‘Growing Nebraska’ probably won’t be aided by birth rate

January 1, 2019

The need to grow Nebraska is a common theme these days, with Gov. Pete Ricketts mentioning it publicly every opportunity he gets.

Most recently, on Monday, he said it in his New Year statement: “Moving into 2019, we will continue to work to grow our state and create more great opportunities, so we can keep Nebraska the best place in the world to live, work, and raise a family.”

According to a recently released report by the Nebraska Legislature’s Planning Committee, perhaps the emphasis should be on “raise a family.”

Sen. Paul Schumacher of Columbus, who wrote the report, said Nebraska’s population is aging, and the probability that the shortfall in Nebraska births will be covered by youthful in-migration offsetting out-migration and natural deaths is low.

A report in November to the Legislative Council on population trends showed the percentage of children under 5 is expected to remain flat in the state because people are not having as many children. Josie Schafer, director of the Center for Public Affairs Research at the University of Nebraska at Omaha said a state needs population growth to have economic growth.

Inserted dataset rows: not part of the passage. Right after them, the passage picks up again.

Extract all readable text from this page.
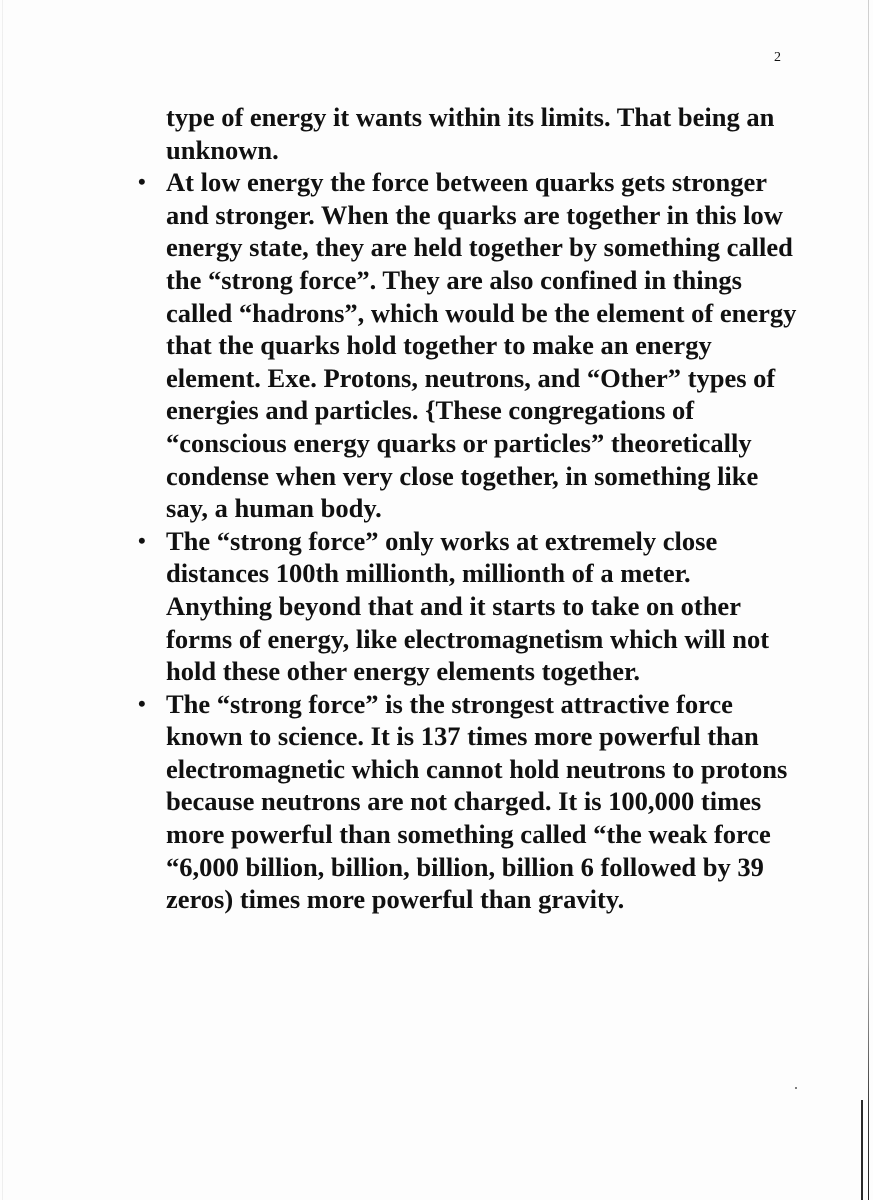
2

type of energy it wants within its limits. That being an unknown.

• At low energy the force between quarks gets stronger and stronger. When the quarks are together in this low energy state, they are held together by something called the “strong force”. They are also confined in things called “hadrons”, which would be the element of energy that the quarks hold together to make an energy element. Exe. Protons, neutrons, and “Other” types of energies and particles. {These congregations of “conscious energy quarks or particles” theoretically condense when very close together, in something like say, a human body.
• The “strong force” only works at extremely close distances 100th millionth, millionth of a meter. Anything beyond that and it starts to take on other forms of energy, like electromagnetism which will not hold these other energy elements together.
• The “strong force” is the strongest attractive force known to science. It is 137 times more powerful than electromagnetic which cannot hold neutrons to protons because neutrons are not charged. It is 100,000 times more powerful than something called “the weak force “6,000 billion, billion, billion, billion 6 followed by 39 zeros) times more powerful than gravity.
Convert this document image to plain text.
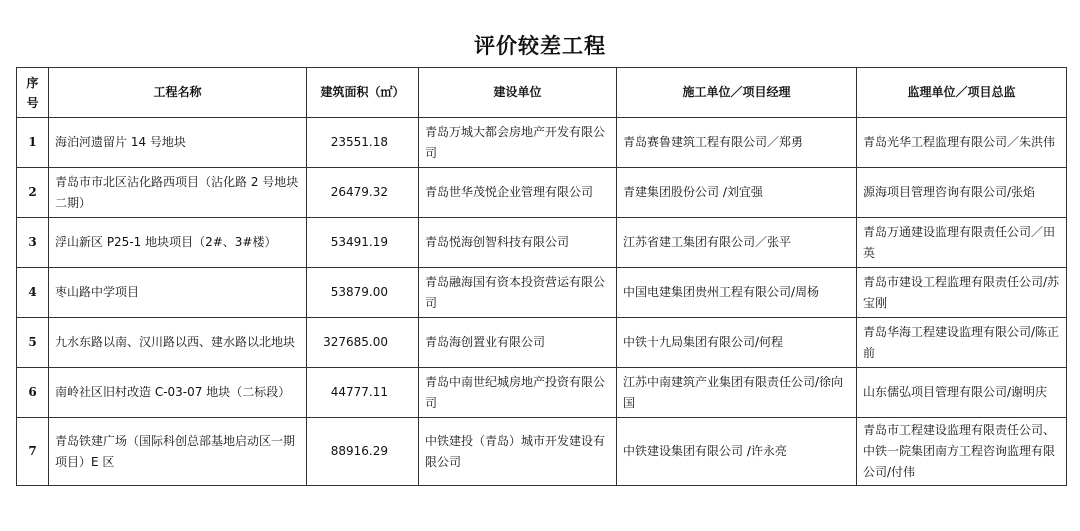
评价较差工程
序号	工程名称	建筑面积（㎡）	建设单位	施工单位／项目经理	监理单位／项目总监
1	海泊河遗留片 14 号地块	23551.18	青岛万城大都会房地产开发有限公司	青岛赛鲁建筑工程有限公司／郑勇	青岛光华工程监理有限公司／朱洪伟
2	青岛市市北区沾化路西项目（沾化路 2 号地块二期）	26479.32	青岛世华茂悦企业管理有限公司	青建集团股份公司 /刘宜强	源海项目管理咨询有限公司/张焰
3	浮山新区 P25-1 地块项目（2#、3#楼）	53491.19	青岛悦海创智科技有限公司	江苏省建工集团有限公司／张平	青岛万通建设监理有限责任公司／田英
4	枣山路中学项目	53879.00	青岛融海国有资本投资营运有限公司	中国电建集团贵州工程有限公司/周杨	青岛市建设工程监理有限责任公司/苏宝刚
5	九水东路以南、汉川路以西、建水路以北地块	327685.00	青岛海创置业有限公司	中铁十九局集团有限公司/何程	青岛华海工程建设监理有限公司/陈正前
6	南岭社区旧村改造 C-03-07 地块（二标段）	44777.11	青岛中南世纪城房地产投资有限公司	江苏中南建筑产业集团有限责任公司/徐向国	山东儒弘项目管理有限公司/谢明庆
7	青岛铁建广场（国际科创总部基地启动区一期项目）E 区	88916.29	中铁建投（青岛）城市开发建设有限公司	中铁建设集团有限公司 /许永亮	青岛市工程建设监理有限责任公司、中铁一院集团南方工程咨询监理有限公司/付伟
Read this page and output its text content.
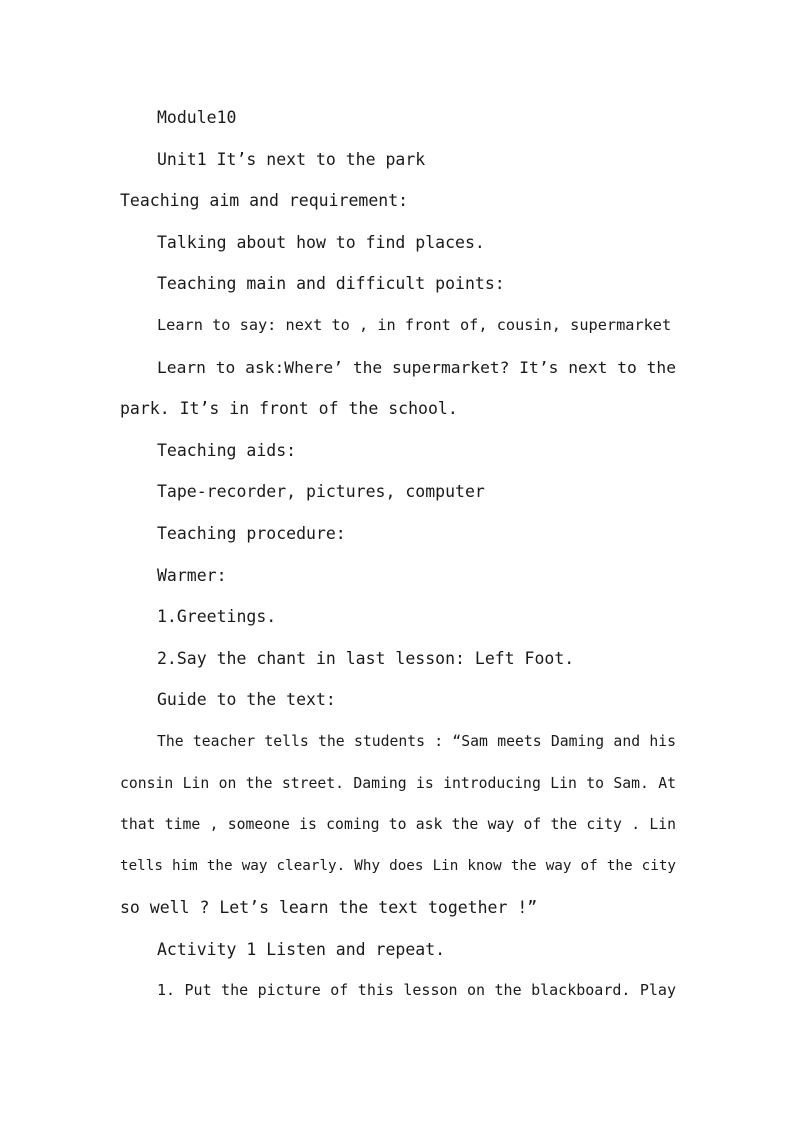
Module10
Unit1 It’s next to the park
Teaching aim and requirement:
Talking about how to find places.
Teaching main and difficult points:
Learn to say: next to , in front of, cousin, supermarket
Learn to ask:Where’ the supermarket? It’s next to the
park. It’s in front of the school.
Teaching aids:
Tape-recorder, pictures, computer
Teaching procedure:
Warmer:
1.Greetings.
2.Say the chant in last lesson: Left Foot.
Guide to the text:
The teacher tells the students : “Sam meets Daming and his
consin Lin on the street. Daming is introducing Lin to Sam. At
that time , someone is coming to ask the way of the city . Lin
tells him the way clearly. Why does Lin know the way of the city
so well ? Let’s learn the text together !”
Activity 1 Listen and repeat.
1. Put the picture of this lesson on the blackboard. Play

The latest Nebraska birth information available is from 2016 and shows the number of live births declined for the second year in a row that year -- decreasing in 2015 to 26,678, and then again in 2016 to 26,594.

That follows a national trend. The U.S. Department of Health and Human Services shows U.S. births declined again in 2017, down 2 percent and the lowest number in 30 years.

Of course, you must square that with the census report this month that said the Cornhusker State added 11,693 people from July 1, 2017, to July 1, 2018, and now sits at 1,929,268 people. But that may be attributed to international migration into the state.

Schafer said Monday she wouldn’t necessarily say people need to have more babies.

“We need a combination of in-migration and children to be able to replace that baby boomer generation,” she said. “That population is now aging. They’re hitting 65. They’re hitting 75. And then we’re going to lose them.”

And the state needs a population base that replaces that large group, Schafer said. And it’s got to be a combination of a couple of different things.

There’s wide speculation about what causes people to have fewer kids, she said, including recession, war, and detachment from religious affiliation.

A recent report shows there’s also a decline in the number of children the Latino population is having. The decline was dramatic between 2007 and 2016, which continued but slowed after 2012.

People are just having fewer kids, Schafer said.

And that trend, Schumacher said, and its natural consequences will have a “profound impact on the state.”